Runs a tree-sitter query against code and returns all captured matches. Test queries before adding them to a LangSpec. Essential for parser developers.

📜 Session History Discovery

You say

"phiên làm việc này đã dùng những tools gì?"

Tool

session_context({session_id: "..."})

What happens

Returns full session metadata: tool calls made, annotations recorded, duration, agent name. Complete audit trail for every AI session.

📋 Symbol-Level PR Review Code Review

You say

"review cai PR nay, nhung dung flag nhung symbol khong thay doi"

Tool

review_pr({ref: "main"})

What happens

Symbol-level diff via git show — compares old vs new commit symbols, not entire files. Cross-file impact tracks downstream callers. Fixture/test files excluded. Internal implementation details deprioritized. Only actually changed symbols flagged.

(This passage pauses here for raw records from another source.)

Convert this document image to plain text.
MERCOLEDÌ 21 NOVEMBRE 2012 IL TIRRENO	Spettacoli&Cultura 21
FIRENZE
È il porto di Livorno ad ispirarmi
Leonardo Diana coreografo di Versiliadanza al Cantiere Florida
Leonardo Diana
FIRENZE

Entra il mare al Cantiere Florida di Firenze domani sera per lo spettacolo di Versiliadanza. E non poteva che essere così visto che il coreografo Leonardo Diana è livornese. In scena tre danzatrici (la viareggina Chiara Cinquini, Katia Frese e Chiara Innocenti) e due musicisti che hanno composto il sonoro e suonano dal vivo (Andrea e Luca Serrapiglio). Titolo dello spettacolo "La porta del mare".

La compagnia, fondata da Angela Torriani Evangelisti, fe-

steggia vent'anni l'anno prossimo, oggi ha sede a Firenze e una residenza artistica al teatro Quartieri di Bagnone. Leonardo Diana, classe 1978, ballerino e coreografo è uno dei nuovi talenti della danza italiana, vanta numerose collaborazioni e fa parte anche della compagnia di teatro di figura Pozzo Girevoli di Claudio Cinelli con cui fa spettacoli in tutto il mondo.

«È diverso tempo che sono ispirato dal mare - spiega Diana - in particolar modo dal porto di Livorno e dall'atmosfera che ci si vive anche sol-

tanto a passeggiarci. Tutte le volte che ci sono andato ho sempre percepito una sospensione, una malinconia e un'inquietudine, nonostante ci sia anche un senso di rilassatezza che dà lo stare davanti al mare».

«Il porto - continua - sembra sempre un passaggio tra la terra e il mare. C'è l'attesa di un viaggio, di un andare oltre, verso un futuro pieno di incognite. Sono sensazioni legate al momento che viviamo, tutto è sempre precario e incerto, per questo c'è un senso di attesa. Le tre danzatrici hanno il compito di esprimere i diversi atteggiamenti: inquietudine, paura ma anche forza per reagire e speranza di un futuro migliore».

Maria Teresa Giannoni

🧹 Clean Uninstall Architecture

You say

"xoa het milens traces trong project nay"

CLI

milens uninstall
milens uninstall --dry-run

What happens

Scans 11 trace categories: injected blocks, generated files, git hooks, cron, Windows tasks, databases, registry, MCP configs, deps, env vars, manual refs. Interactive wizard or auto-remove with --dry-run to preview.